ChatGPT can also be used for comparing lists of terms, data conversion, and basic coding, which may be useful for taxonomists who lack coding skills. It can convert taxonomy or ontology data from one data format to another (although taxonomy/ontology management software also imports/exports in multiple formats). Taxonomies and ontologies in their raw data format are most commonly expressed in the RDF (Resource Description Framework) data model which has various serialization format: RDF/XML, JSON, JSON- LD, .ttl (Turtle), etc., and ChatGPT can convert data from one to another. Data extraction can also be done with ChatGPT. For example, knowledge management professional Camille Mathieu recently shared in a LinkedIn post how she used ChatGPT to write a Python script to extract text & metadata from PDFs.
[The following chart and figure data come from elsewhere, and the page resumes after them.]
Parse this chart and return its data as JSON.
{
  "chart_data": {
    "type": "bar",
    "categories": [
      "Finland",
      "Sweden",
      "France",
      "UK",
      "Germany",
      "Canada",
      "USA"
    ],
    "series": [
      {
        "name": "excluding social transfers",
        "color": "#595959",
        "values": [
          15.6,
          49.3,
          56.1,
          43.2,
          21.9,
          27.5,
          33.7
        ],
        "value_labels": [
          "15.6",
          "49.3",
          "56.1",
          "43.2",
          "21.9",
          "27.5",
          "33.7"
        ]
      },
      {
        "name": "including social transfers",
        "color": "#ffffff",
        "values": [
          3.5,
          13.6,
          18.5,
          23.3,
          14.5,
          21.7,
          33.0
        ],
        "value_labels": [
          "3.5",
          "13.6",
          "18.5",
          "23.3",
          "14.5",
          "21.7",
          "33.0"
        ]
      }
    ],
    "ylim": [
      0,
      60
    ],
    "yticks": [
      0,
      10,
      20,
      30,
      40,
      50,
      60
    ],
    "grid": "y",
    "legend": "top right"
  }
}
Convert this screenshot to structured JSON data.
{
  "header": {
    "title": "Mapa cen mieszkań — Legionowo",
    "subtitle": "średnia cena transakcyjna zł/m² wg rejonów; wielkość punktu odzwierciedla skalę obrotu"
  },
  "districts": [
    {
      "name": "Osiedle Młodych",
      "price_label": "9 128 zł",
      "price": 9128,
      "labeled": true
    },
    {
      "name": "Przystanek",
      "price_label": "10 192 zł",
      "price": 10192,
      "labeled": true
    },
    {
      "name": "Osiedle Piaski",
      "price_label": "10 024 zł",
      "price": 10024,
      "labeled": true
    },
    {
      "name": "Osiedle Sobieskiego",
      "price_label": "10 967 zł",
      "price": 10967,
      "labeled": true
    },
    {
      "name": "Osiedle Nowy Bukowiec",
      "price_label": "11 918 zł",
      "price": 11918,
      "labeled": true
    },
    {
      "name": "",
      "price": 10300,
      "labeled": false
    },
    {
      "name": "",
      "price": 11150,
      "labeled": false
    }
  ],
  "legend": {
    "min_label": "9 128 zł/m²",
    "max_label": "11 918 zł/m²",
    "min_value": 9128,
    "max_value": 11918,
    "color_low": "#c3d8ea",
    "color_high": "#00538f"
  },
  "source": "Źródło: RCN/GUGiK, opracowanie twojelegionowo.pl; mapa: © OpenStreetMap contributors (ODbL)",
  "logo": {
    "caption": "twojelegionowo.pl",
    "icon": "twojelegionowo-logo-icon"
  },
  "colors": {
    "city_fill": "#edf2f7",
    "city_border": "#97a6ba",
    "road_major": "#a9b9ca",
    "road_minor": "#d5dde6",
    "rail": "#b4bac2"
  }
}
Perhaps what is most intriguing as a future implementation of taxonomies and ChatGPT is to go in the other direction and have knowledge organization systems, such as taxonomies, support the creation and use of queries (as called “prompts”) for generative AI, to obtain better results. This requires some back-end development, though, and is not merely a matter of putting a taxonomy into a prompt. Since a taxonomy is created for a specific subject domain, the questions need to be confined to the domain of the taxonomy. Semantic Web Company has developed a simple publicly accessible demo “PoolParty Meets Chat GPT,” whereby you can compare the results of questions you ask in the subject area of ESG (Environmental, Social, and Governance) that are submitted directly to ChatGPT and with those which are filtered through an ESG taxonomy and knowledge graph (managed in PoolParty software) so that the questions are enriched before being sent to ChatGPT. The semantically enriched questions generate answers that have more detail, better accuracy, and even web links to definitions and other articles.
While it’s arguable whether ChatGPT alone is a good way to obtain “facts,” there is no doubt that it is a good way to get suggestions and ideas. These suggestions can support the work of taxonomists and ontologists, and taxonomies and ontologies in turn can support the results of ChatGPT and other LLMs. Because there will be errors from ChatGPT, it should not be used to generate taxonomies by those who are not already knowledgeable with taxonomy requirements and best practices, nor should it be used as a substitute for the expertise of taxonomists.
I hope to experiment more with ChatGPT for taxonomies and share additional details in future blog posts.